As I mentioned in last week’s Week In Review, the Fall Equinox was on Sunday. That meant that the full moon last week rose almost perfectly from the east. What I didn’t mention is that the sun rises perfectly from the east on both Equinoxes (Spring and Fall). Since the timings and placements of these celestial bodies have been known for centuries, with the right tools it’s very easy to plan out a photo shoot to get your own well placed shots. I use the Photographer’s Ephemeris which provides a map and lines showing the movement of the sun and the moon for a given location; it’s very intuitive to use (plus the desktop version is free). So get planing, as the Spring Equinox is March 20th and I hope to see people out taking some sunrise shots.
Typically a photographer doesn’t take a long exposure during the day; this makes sense. A long exposure, which is when the shutter is left open for an extended period of time, rather than a fraction of a second, will let in more light. The day time being when the sun is out, that means you would typically have a worthless, blown out exposure. That is, unless you had a little piece of equipment called a neutral density (or ND) filter, which reduces the intensity of the light entering the camera. These little pieces of glass can open a whole new world of photography to those who want to try it.
And if you do try it, you can get stunning pictures like Kevin got above. This thirty second exposure of the Air Force Memorial, during the middle of the day, while using an ND filter, looks like something from a dream. There are multiple features of this photo worth pointing out: the motion blur of the clouds; the fascinating play of light on the metal arms of the sculpture; and, of course, the color of the sky. Kevin says that the color is not from post processing and is simply how the light interacted with the filter glass. Truly an excellent photo; makes me want to go buy one of those filters and start playing!

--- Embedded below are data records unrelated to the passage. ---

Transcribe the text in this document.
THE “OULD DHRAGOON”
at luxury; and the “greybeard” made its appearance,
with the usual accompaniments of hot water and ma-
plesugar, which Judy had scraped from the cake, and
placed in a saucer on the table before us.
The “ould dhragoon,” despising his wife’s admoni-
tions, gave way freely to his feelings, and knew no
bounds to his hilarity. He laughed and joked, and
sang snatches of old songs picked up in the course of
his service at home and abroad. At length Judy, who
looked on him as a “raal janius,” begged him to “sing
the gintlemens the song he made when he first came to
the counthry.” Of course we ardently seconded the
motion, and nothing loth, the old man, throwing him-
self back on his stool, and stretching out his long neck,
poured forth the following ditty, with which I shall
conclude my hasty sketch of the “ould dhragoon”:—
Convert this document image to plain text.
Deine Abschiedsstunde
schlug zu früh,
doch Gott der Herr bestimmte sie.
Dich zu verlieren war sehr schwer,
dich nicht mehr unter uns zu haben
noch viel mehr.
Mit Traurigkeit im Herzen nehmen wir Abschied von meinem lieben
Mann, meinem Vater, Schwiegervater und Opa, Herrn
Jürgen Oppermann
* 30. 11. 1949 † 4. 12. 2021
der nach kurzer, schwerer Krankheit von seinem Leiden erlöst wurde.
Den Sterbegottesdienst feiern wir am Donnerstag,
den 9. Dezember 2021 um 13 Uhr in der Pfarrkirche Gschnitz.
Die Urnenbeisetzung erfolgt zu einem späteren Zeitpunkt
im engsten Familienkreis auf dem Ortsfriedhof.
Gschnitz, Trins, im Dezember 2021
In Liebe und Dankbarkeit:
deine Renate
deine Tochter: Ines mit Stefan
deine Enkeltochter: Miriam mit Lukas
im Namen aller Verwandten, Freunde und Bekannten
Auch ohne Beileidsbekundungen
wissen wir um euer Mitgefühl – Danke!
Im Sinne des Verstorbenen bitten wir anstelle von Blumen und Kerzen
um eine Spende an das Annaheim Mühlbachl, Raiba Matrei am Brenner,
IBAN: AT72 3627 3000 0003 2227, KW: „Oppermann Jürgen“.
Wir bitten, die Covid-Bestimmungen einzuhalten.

Have you been following the slow rise of the scaffolding around the Washington Monument? I sure have, and I’m fascinated by it! A cool little factoid about the world’s tallest obelisk: it was the world’s tallest structure for five years, from 1884-1889. Think about that: it is one of the world’s tallest structures and it is now covered in scaffolding. My mind is blown every time I think about that.
Kevin has a great shot here of the scaffolding topping out. He did a very nice color conversion to a slightly off black and white tone, which creates a great contrast between the stone and metal (and it gives a great look to the clouds too). Kevin’s been following the ascent of the metal girders just like me and has some other great shots here, here, here, and here. This is an all around excellent shot, and one to cherish as a piece of history.
Time lapse videos have always fascinated me, particularly the ones showing traffic (like this one). These types of videos give the impression of incredible speed, even if the cars aren’t going that fast. To capture the essence of a time lapse video in one still photo is easier than you think; generally all you need is a decent camera, a tripod, and some traffic. But it’s also almost impossible to know exactly what you’re going to get. With long exposures you generally have to open the shutter and then figure out what photo you took. To get an interesting photo that’s more than just lines, you have to get lucky.
Take Kevin’s photo above. First there is the standard white/yellow colored headlights from oncoming traffic, giving the sense of movement. But what is that blur of multi-color in the middle? It’s a bus, with it’s front displays causing that play of light. Notice how the greenish-yellow coloring slowly fades as the position of the bus changes, relative to the camera. It’s the same with the red highlight lights, where they suddenly come into existence and just as suddenly stop. I can bet Kevin didn’t know exactly what he was going to get when that bus showed up along Pennsylvania Ave, but I’m also sure he wanted it in this shot.